To compensate for my need for Linux, I installed a 2nd SSD I had lying around into the Desktop PC I was typing on throughout all the issues with the laptop and have installed Linux Mint 17.2 Cinnamon 64-bit on it without a single hiccup. I can boot either Linux Mint or Windows 7 on it now - neither fighting the other for storage.

I still want to be able to put Linux on that jerk of a laptop, just don't know if it will ever accept the true greatness.

Definitely try @turin231 excellent advice. If you have problems installing the NVidia drivers I'd highly recommend xorg-edgers ppa.

sudo add-apt-repoistory ppa:xorg-edgers/ppa
sudo apt-get update
sudo apt-get install nvidia-343

You only need this PPA once, so remove it after the drivers have been successfully installed.

Another really useful tool is SuperGrubDisk. Gets you back into your system when you need to sort out video driver issues.

Link: http://www.supergrubdisk.org/

Xorg or graphics drivers. In some cases, it could be that you have to re-install the driver.

Manjaro and Sabayon is two distros that install proprietary drivers from the start. I've had less problems booting these distros.

Manjaro also has custom scripts for optimus laptops, and great support for them.

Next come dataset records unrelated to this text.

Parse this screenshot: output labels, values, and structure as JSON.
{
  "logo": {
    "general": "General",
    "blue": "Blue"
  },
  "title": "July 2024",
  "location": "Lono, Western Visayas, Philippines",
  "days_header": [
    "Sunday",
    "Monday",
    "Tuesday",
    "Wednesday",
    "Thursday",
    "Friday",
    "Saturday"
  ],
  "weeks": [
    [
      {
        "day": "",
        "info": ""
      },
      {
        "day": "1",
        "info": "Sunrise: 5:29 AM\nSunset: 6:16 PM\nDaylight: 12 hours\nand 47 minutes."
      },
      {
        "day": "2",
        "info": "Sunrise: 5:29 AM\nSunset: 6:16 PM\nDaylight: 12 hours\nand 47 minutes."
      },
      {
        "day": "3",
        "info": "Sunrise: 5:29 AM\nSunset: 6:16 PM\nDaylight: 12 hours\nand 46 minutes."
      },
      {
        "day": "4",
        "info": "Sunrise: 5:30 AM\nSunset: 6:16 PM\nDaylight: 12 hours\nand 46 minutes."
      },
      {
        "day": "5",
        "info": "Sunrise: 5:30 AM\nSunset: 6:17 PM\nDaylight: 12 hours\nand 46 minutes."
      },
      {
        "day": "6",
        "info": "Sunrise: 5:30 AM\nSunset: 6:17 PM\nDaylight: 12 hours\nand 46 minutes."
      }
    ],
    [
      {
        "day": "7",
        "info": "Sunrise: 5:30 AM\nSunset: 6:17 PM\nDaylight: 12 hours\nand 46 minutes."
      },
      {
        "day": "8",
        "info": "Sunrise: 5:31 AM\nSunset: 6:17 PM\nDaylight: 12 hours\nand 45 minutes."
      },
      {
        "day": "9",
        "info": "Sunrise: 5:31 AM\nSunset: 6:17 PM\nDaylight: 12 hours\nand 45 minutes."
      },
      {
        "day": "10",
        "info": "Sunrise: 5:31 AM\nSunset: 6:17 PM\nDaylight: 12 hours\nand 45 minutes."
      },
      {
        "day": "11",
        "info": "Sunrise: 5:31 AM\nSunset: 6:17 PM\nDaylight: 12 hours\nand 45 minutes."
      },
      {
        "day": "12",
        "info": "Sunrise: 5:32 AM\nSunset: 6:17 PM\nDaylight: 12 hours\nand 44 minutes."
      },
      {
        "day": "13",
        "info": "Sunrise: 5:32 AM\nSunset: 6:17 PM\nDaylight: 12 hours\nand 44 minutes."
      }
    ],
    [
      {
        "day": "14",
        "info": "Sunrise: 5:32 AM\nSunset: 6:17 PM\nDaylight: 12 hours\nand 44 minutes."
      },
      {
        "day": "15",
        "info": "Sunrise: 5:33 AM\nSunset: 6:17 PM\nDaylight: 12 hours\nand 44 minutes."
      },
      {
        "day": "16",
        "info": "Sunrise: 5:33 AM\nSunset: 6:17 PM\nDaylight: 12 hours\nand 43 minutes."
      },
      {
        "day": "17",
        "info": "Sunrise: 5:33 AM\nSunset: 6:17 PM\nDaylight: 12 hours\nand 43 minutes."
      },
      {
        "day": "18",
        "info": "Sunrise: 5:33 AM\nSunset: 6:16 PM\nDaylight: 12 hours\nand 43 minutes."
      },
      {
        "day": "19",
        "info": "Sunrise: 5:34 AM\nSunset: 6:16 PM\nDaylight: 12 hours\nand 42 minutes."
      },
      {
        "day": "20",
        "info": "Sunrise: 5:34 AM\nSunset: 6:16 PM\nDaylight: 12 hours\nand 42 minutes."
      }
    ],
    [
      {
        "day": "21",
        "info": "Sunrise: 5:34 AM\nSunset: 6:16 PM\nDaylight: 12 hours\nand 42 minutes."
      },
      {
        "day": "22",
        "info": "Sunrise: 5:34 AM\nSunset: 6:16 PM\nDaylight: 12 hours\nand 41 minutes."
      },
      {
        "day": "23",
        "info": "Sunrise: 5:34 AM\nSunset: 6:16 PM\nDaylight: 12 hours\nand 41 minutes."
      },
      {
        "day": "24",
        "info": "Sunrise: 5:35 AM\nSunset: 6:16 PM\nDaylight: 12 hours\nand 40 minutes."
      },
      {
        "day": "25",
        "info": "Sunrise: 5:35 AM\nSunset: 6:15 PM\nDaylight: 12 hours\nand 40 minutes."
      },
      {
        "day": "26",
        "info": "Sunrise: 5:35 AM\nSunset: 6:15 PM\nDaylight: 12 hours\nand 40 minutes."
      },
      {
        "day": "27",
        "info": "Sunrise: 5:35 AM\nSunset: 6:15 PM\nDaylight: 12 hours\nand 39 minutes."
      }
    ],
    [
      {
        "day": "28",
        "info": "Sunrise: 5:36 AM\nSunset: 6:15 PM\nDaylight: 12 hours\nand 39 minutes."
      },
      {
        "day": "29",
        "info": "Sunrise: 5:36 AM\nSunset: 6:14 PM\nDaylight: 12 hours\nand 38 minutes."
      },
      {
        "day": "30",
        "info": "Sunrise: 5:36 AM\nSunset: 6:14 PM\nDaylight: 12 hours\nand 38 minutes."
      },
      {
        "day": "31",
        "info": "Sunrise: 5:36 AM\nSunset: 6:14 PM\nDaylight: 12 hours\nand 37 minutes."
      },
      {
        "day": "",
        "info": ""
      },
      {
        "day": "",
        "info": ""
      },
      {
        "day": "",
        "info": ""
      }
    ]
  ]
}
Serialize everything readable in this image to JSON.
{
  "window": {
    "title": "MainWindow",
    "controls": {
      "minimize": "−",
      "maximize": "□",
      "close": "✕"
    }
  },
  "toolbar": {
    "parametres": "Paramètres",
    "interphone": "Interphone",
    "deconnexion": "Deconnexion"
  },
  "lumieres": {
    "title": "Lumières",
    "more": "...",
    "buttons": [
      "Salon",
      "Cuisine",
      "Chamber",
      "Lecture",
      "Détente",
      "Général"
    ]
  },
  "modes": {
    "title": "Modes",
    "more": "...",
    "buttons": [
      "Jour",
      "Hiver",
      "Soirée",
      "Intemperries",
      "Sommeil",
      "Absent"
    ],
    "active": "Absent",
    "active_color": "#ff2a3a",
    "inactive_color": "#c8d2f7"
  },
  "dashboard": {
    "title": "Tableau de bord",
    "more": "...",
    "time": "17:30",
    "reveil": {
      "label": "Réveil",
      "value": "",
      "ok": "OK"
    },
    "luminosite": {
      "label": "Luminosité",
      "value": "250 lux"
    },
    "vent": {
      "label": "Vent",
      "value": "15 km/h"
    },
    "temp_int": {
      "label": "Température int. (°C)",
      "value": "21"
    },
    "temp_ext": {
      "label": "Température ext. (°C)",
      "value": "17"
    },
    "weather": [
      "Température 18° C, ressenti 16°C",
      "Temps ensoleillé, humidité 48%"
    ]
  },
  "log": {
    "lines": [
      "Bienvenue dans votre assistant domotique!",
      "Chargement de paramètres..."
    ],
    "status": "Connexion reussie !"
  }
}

Personally I use either CD/DVD or drivedroid in CD mode.

+1

Manjaro is by far the easiest distro for gamers.

They also have Steam preconfigured with both options of running the Steam client with the Valve provided runtime or with the system runtime (which is much more recent because Manjaro is Arch based, so bleeding edge).

The amount of support for even proprietary software integration by the good folks of the Manjaro community is unequalled. They really deliver for people that just want the best for a non-FLOSS-orientated home desktop use in my opinion.

People that don't want binary blobs and proprietary licensed software snippets on their systems, might want to look elsewhere, but that's mainly a political choice in my opinion for home users. For enterprise users, I wouldn't take any chances and go for a 100% vetted full open source software arrangement, because of the added security and stability of open source and the obvious compatibility advantages of staying in the open source ecosystem.